# SPS/ Netzteil  oben oder unten im Schaltschrank ??



## Mohamed (12 Oktober 2019)

spontane frage die mir grad einfällt...

ich habe sowohl Schaltschränke gesehen wo die SPS oben eingebaut war als auch welche wo sie unten war. Gleiche mit Netzteile. Ich hab nachgesucht, hab aber bis jetzt keine Vorschriften oder Normen, die man dabei beachten muss. 

wie wird das in euren betreiben gehandhabt?
gibt’s da konkrete vorschriften oder Richtlinien?

Für eure Hilfe bin ich Dankbar.


----------



## Cassandra (12 Oktober 2019)

Nein, nicht alles wird durch Vorschriften oder Normen festgelegt. 

Du bist mit der Anordnung relativ frei, solltest aber die Angabe vom Hersteller mit Einbaulage, Abstand und Umgebungs-Temperatur einhalten. -> Diese Angaben sind normal im Handbuch zu finden.

Eine Luftumwälzung zur Vermeidung von Wärmenestern ist auch immer empfehlenswert, sobald Temperaturen >30°C vorkommen. Wenn deine Geräte zu warm werden, reduziert das die Lebensdauer.


----------



## rostiger Nagel (12 Oktober 2019)

Auf Augenhöhe findet ich persönlich am besten.
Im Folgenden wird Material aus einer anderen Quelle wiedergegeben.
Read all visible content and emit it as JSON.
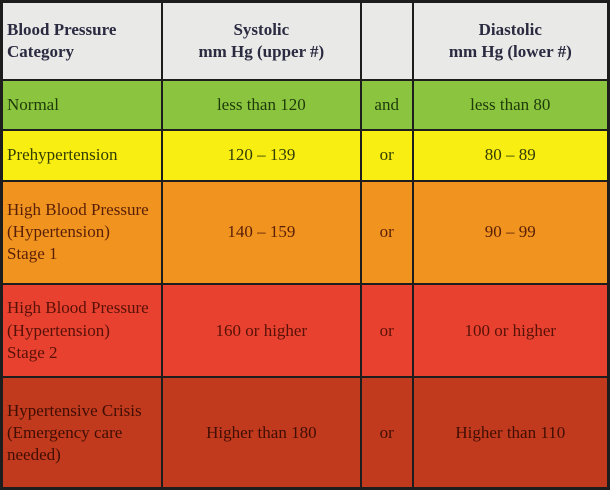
{
  "chart_data": {
    "type": "table",
    "columns": [
      "Blood Pressure Category",
      "Systolic mm Hg (upper #)",
      "",
      "Diastolic mm Hg (lower #)"
    ],
    "header": {
      "category": "Blood Pressure\nCategory",
      "systolic": "Systolic\nmm Hg (upper #)",
      "connector": "",
      "diastolic": "Diastolic\nmm Hg (lower #)",
      "bg": "#e9e9e7",
      "fg": "#2a2a40"
    },
    "rows": [
      {
        "category": "Normal",
        "systolic": "less than 120",
        "connector": "and",
        "diastolic": "less than 80",
        "bg": "#8bc53f",
        "fg": "#1e3a0a"
      },
      {
        "category": "Prehypertension",
        "systolic": "120 – 139",
        "connector": "or",
        "diastolic": "80 – 89",
        "bg": "#f9ee12",
        "fg": "#333d04"
      },
      {
        "category": "High Blood Pressure\n(Hypertension)\nStage 1",
        "systolic": "140 – 159",
        "connector": "or",
        "diastolic": "90 – 99",
        "bg": "#f0931f",
        "fg": "#5a1f07"
      },
      {
        "category": "High Blood Pressure\n(Hypertension)\nStage 2",
        "systolic": "160 or higher",
        "connector": "or",
        "diastolic": "100 or higher",
        "bg": "#e84130",
        "fg": "#581106"
      },
      {
        "category": "Hypertensive Crisis\n(Emergency care\nneeded)",
        "systolic": "Higher than 180",
        "connector": "or",
        "diastolic": "Higher than 110",
        "bg": "#c13a1d",
        "fg": "#400e04"
      }
    ],
    "border_color": "#1d1d1d"
  }
}
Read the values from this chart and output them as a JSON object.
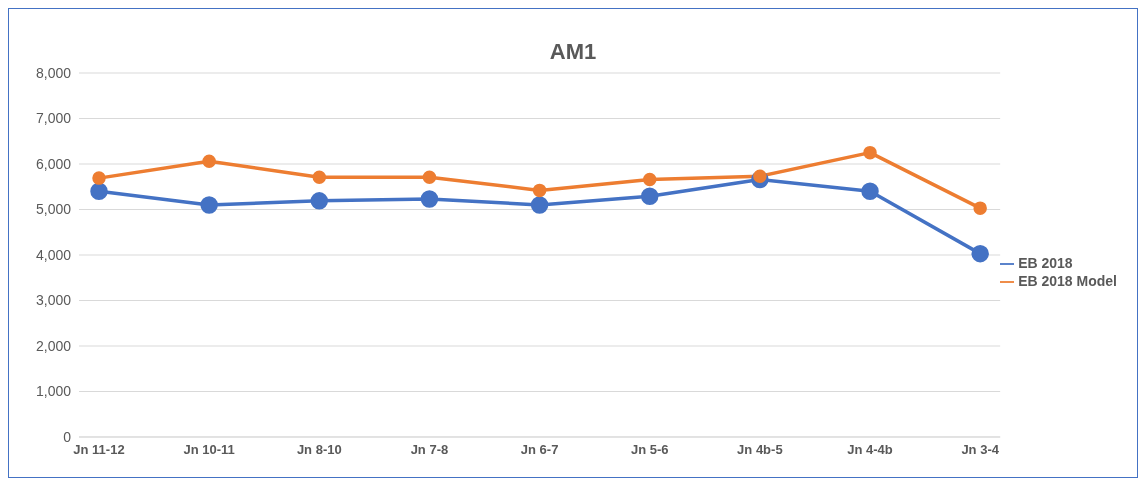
{
  "chart_data": {
    "type": "line",
    "title": "AM1",
    "categories": [
      "Jn 11-12",
      "Jn 10-11",
      "Jn 8-10",
      "Jn 7-8",
      "Jn 6-7",
      "Jn 5-6",
      "Jn 4b-5",
      "Jn 4-4b",
      "Jn 3-4"
    ],
    "series": [
      {
        "name": "EB 2018",
        "color": "#4472c4",
        "values": [
          5400,
          5100,
          5190,
          5230,
          5100,
          5290,
          5660,
          5400,
          4030
        ]
      },
      {
        "name": "EB 2018 Model",
        "color": "#ed7d31",
        "values": [
          5690,
          6060,
          5710,
          5710,
          5420,
          5660,
          5730,
          6250,
          5030
        ]
      }
    ],
    "ylim": [
      0,
      8000
    ],
    "yticks": [
      0,
      {
        "value": 1000,
        "label": "1,000"
      },
      {
        "value": 2000,
        "label": "2,000"
      },
      {
        "value": 3000,
        "label": "3,000"
      },
      {
        "value": 4000,
        "label": "4,000"
      },
      {
        "value": 5000,
        "label": "5,000"
      },
      {
        "value": 6000,
        "label": "6,000"
      },
      {
        "value": 7000,
        "label": "7,000"
      },
      {
        "value": 8000,
        "label": "8,000"
      }
    ],
    "grid": "y",
    "legend": "right",
    "marker": "circle",
    "line_style": "solid"
  }
}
Oft findet die meiste Interaktionen 
mit der Steuerung statt und da ist es ganz gut, wenn man sich nicht auf den Bauch legen
oder auf einen Tritt steigen muss um den Anschluss eines Eingangs zu überprüfen 
oder einfach nur die Mac Adresse ablesen zu können.
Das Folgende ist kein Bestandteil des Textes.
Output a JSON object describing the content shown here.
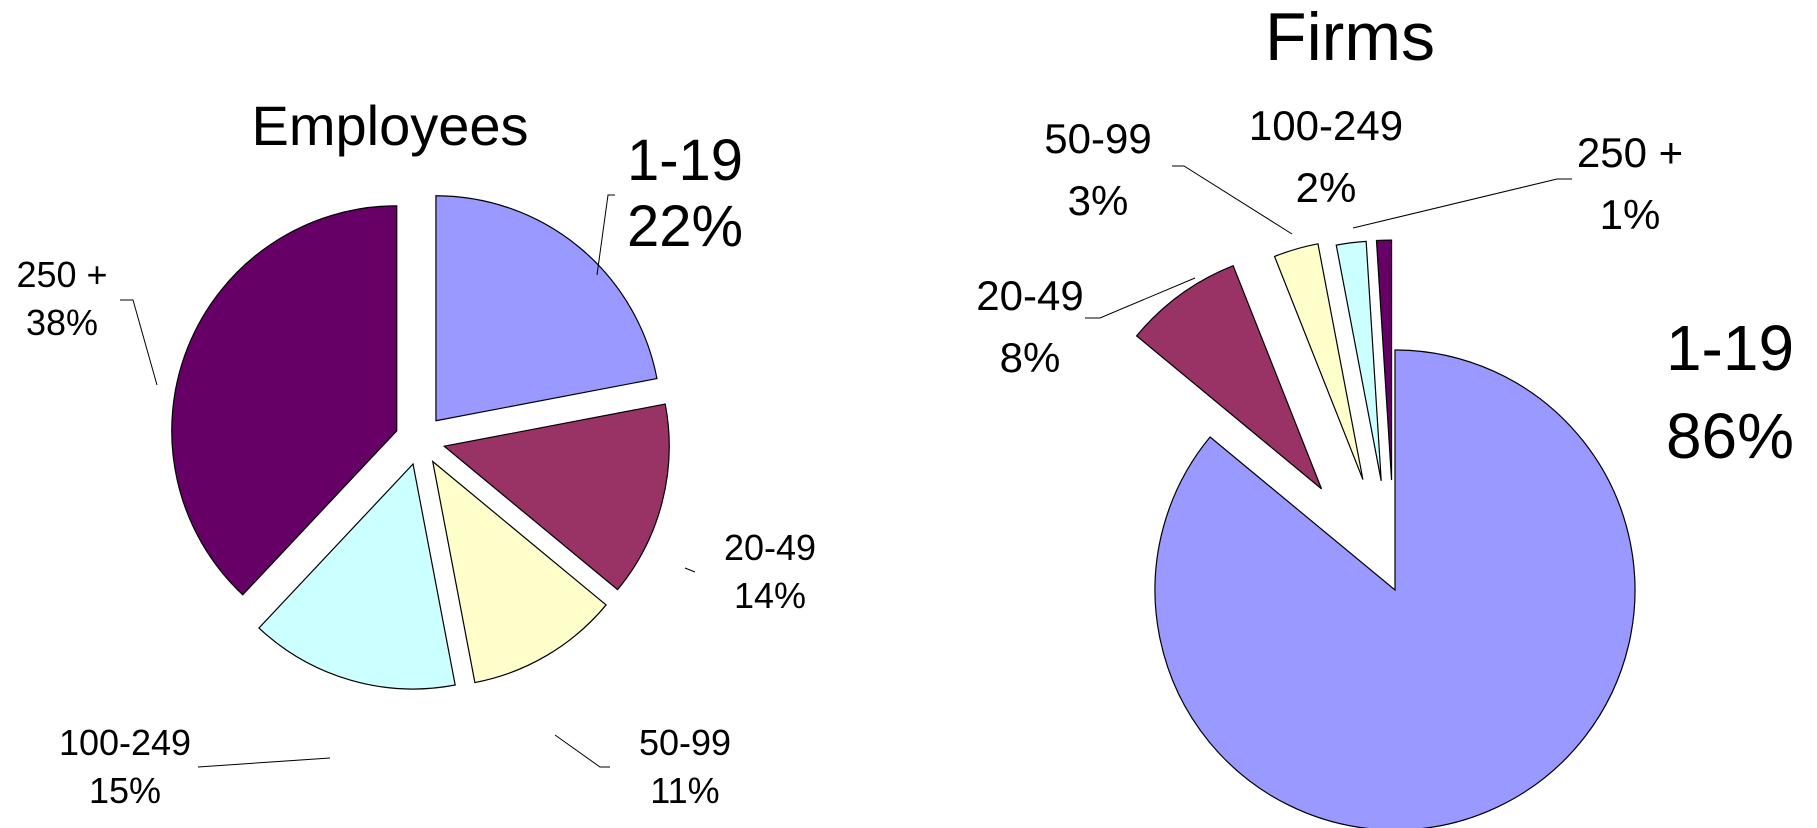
{
  "chart_data": [
    {
      "type": "pie",
      "title": "Employees",
      "series": [
        {
          "categories": [
            "1-19",
            "20-49",
            "50-99",
            "100-249",
            "250 +"
          ],
          "values": [
            22,
            14,
            11,
            15,
            38
          ],
          "value_labels": [
            "22%",
            "14%",
            "11%",
            "15%",
            "38%"
          ],
          "colors": [
            "#9999FF",
            "#993366",
            "#FFFFCC",
            "#CCFFFF",
            "#660066"
          ]
        }
      ],
      "legend": "none",
      "exploded": true
    },
    {
      "type": "pie",
      "title": "Firms",
      "series": [
        {
          "categories": [
            "1-19",
            "20-49",
            "50-99",
            "100-249",
            "250 +"
          ],
          "values": [
            86,
            8,
            3,
            2,
            1
          ],
          "value_labels": [
            "86%",
            "8%",
            "3%",
            "2%",
            "1%"
          ],
          "colors": [
            "#9999FF",
            "#993366",
            "#FFFFCC",
            "#CCFFFF",
            "#660066"
          ]
        }
      ],
      "legend": "none",
      "exploded": true
    }
  ]
}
Gerade wenn man Siemens mit dem System ET200SP verwendet.


----------



## Chräshe (12 Oktober 2019)

rostiger Nagel schrieb:


> Auf Augenhöhe findet ich persönlich am besten.



Ja, so würde ich das auch machen…


----------



## rostiger Nagel (12 Oktober 2019)

Chräshe schrieb:


> [FONT=&]Ja, so würde ich das auch machen…
> Anhang anzeigen 47364
> 
> 
> ...



Gut das darauf geachtet hast, so kann man alle Schaltschrank-Größen erschlagen


----------



## Heinileini (13 Oktober 2019)

Chräshe schrieb:


> Anhang anzeigen 47364


Deute ich das richtig: der Kurze stellt erschreckt fest, dass der Lange ausnahmsweise die KnieSchoner nicht dabei hat, während der Lange in sich hineingrinst und in Gedanken schon den Kleinen losschickt, den Tritt zu holen?

Oder erfinden die beiden Gebeutelten gerade im Team den SchaltSchrank mit PaterNosterInnenleben?


----------